Pope Francis arrives in Philadelphia to celebrate family
PHILADELPHIA (AP) — Pope Francis arrived in the City of Brotherly Love on Saturday for the final leg of his U.S. visit — a festive weekend devoted to celebrating Catholic families — and immediately called for the church to place greater value on women.
The pontiff's plane touched down at the Philadelphia airport after takeoff from New York, bringing him to a city of blocked-off streets, sidewalks lined with portable potties, and checkpoints manned by police, National Guardsmen and border agents.
At the airport, a Catholic high school band played the theme song from the Philadelphia-set movie "Rocky" upon Francis' arrival, and among those greeting him was Richard Bowes, a former Philadelphia police officer wounded in the line of duty.
[...] on the itinerary for Saturday: a late-afternoon speech on religious freedom and immigration at Independence Hall, where the Founding Fathers signed the Declaration of Independence and the Constitution.

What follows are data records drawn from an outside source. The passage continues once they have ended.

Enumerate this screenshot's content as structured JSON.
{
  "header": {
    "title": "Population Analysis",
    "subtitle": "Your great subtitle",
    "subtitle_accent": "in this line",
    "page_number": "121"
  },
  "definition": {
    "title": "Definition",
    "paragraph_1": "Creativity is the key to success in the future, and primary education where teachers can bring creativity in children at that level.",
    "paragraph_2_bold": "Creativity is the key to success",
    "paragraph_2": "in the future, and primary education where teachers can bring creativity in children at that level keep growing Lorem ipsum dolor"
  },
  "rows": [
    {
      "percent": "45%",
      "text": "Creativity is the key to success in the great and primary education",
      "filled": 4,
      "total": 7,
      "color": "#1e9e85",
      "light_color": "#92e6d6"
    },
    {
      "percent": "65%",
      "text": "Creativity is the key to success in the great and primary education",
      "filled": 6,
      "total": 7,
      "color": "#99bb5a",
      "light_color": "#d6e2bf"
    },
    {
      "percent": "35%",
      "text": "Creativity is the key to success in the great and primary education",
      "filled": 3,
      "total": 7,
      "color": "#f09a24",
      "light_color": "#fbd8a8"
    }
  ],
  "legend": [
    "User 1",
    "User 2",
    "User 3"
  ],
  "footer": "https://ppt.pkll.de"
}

On the first two legs of his six-day U.S. journey, in Washington and New York, Francis was greeted by throngs of cheering, weeping well-wishers hoping for a glance or a touch from the wildly popular spiritual leader, despite unprecedented security.
The Philadelphia visit, months in the making, all but paralyzed Center City, with stretches of Broad and Market Streets and other routes closed to all but pedestrians and lined with metal crowd-control barricades, massive concrete blocks and tall fences.
The Archdiocese of Philadelphia organized the conference, hoping for a badly needed infusion of papal joy and enthusiasm amid shrinking membership, financial troubles and one of the worst clergy sex-abuse scandals to hit a U.S. diocese.
Three days ago, in an address to U.S. bishops laying out his vision for American Catholicism, Francis said attention should be paid to the "innocent victim of abortion" but listed the issue as one among many "essential" to the church's mission, including caring for the elderly and the environment.